Here are the two tables with the matching basic construction shown.

Costs:

  1. Consumable material: about $80 (including the stain and poly which I forgot to figure in for the last table)
  2. Manhours of labor: about 40 (this table seemed to come together quicker; it had the same number of joints to cut and connect as the previous one, and I streamlined the sanding)

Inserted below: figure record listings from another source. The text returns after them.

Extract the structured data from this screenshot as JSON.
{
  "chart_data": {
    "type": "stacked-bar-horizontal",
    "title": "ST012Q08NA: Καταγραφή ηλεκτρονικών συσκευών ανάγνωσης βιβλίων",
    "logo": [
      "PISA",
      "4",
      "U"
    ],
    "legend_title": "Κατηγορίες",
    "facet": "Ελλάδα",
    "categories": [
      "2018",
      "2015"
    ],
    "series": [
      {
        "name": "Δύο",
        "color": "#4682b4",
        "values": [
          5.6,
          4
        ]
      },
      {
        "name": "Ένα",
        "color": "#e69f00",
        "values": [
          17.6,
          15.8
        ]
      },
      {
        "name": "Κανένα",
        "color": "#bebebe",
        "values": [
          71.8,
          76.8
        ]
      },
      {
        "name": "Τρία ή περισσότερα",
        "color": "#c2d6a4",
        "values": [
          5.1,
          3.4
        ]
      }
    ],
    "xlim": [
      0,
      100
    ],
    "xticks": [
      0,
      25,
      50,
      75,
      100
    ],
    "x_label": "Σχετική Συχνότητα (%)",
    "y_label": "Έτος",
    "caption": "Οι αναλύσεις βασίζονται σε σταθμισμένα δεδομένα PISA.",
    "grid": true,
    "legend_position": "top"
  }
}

No construction photos remain from this project because it was built during the pretty intense winter of 2012-2013, with occasional below-zero days and tons of snow.  We would stomp down to the freezing garage after work each night, put in enough hours to get reasonably to the next step, and then rush back upstairs.  But I can provide the lessons learned that sometimes improved this table over the last.

Lessons:

  1. Surface seams: a better way to smooth down the surface seams than going at it tediously from the top is to go at it from the sides of each piece before they are put together.  Also better to use a planer than just sanding to really take some layers off.  However, you can get into over-perfecting, and I wound up taking so much off the sides in the Name of Smoothness that the table top boards almost did not cover the already-constructed base by the time I was done.  Maybe smooth the top boards first and then build the base to have equal overlap in both directions.  Does that make any sense?
  2. As noted previously, I used only 120, 150, and 180 sandpaper here.  Not only was it faster than using additional sandpaper types; I think it allowed the wood to take the stain more evenly.
  3. Because this table was so large, it was pretty hard to stain the inside and underneath bits without smudging the sides and other parts.  Philosophical bonus question: does it matter if you stain/seal underneath, since this table resides in a thermal and humidity-controlled environment??
  4. Major lesson learned: the poly dried with little tiny bubbles everywhere.  Why???  We think it is because we sealed in the ~30 degree garage, outside the recommended usage range of 50-80 degrees.  As we suspected, the tiny bubbles are wearing off with time, but it is something to keep in mind.  Paint, poly, everything has a storage and usage thermal range that should be considered.

Furniture comps: this table and that table are similar to our piece at $180 and $290 respectively, and represent the most affordable of what I would want to buy from Overstock.  There were very pretty but way more expensive tables on there!  Though the DIY table is a little plain relative to these, the cost saving and satisfaction is worth it.